The American Academy of Pediatrics (AAP) and the Centers for Disease Control and Prevention offer specific recommendations on vitamin A supplementation in the treatment of measles. Under the supervision of a health care provider, the following single doses are recommended over two consecutive days:

  • 50,000 International Units (15,000 micrograms) for infants younger than 6 months
  • 100,000 International Units (30,000 micrograms) for infants 6 through 11 months of age
  • 200,000 International Units (60,000 micrograms) for children 12 months or older

Additionally, the AAP recommends a third age-specific dose of vitamin A for children who show clinical signs of vitamin A deficiency, two to six weeks after the initial doses.

These are large doses of vitamin A that exceed the Tolerable Upper Intake Limit (UL) if given as preformed vitamin A. If given inappropriately, there is a risk of toxicity from hypervitaminosis A.

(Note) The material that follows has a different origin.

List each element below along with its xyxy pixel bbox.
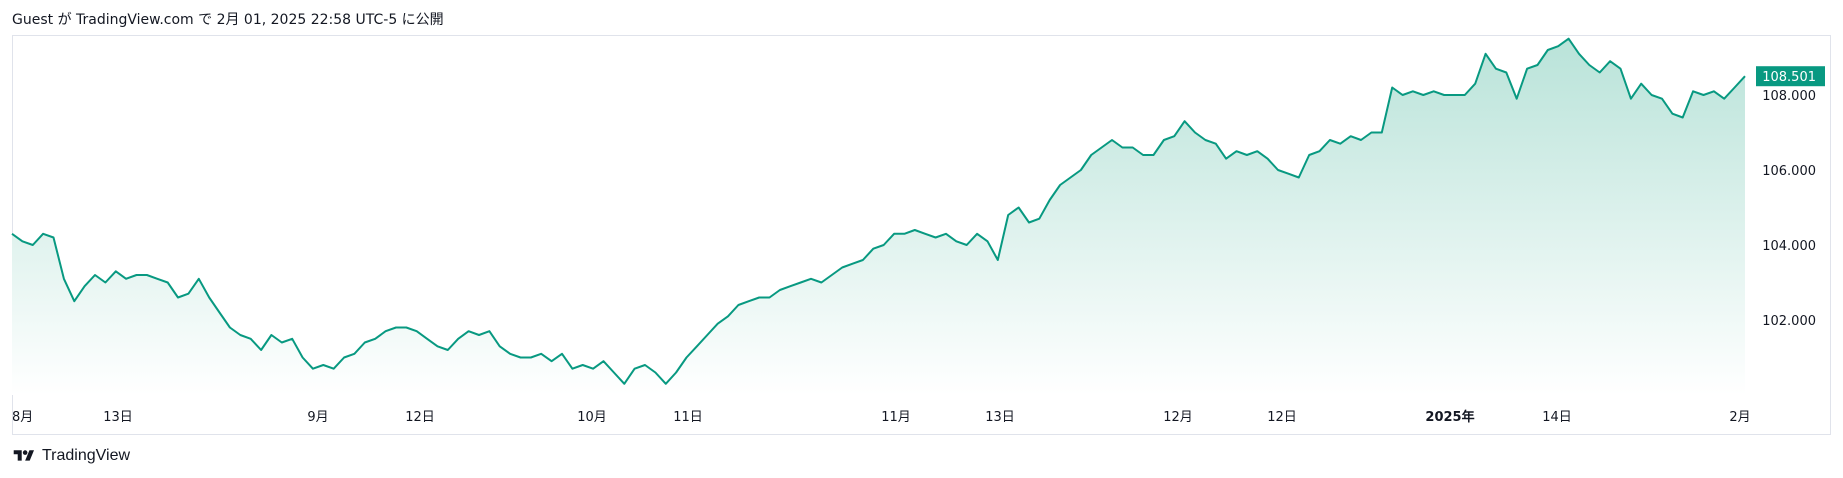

Vitamin A Toxicity and Other Considerations

Vitamin A is a fat-soluble vitamin, meaning the body does not excrete excess amounts as quickly as vitamins that are water-soluble. Vitamin A is available in two main forms; preformed vitamin A is the only form of concern when discussing toxicity, also known as hypervitaminosis A. However, preformed vitamin A accounts for 60% to 85% of the vitamin A intake in the United States. Preformed vitamin A is found in animal sources, such as eggs, fish, organ meats and dairy. Alternatively, foods with provitamin A can be consumed without fear of hypervitaminosis A. These sources include vegetables and fruits, such as sweet potatoes, carrots, peppers and mangos.

Complications of hypervitaminosis A can be severe. In children, excess intake is associated with pneumonia, bone pain and diarrhea and increased risk of liver failure. Additional side effects may include blurred vision, dizziness, coma and death.

Individuals who are pregnant should take caution not to exceed the UL of 3,000 micrograms per day, as it increases the risk of fetal malformations, including craniofacial abnormalities and abnormalities of the central nervous system.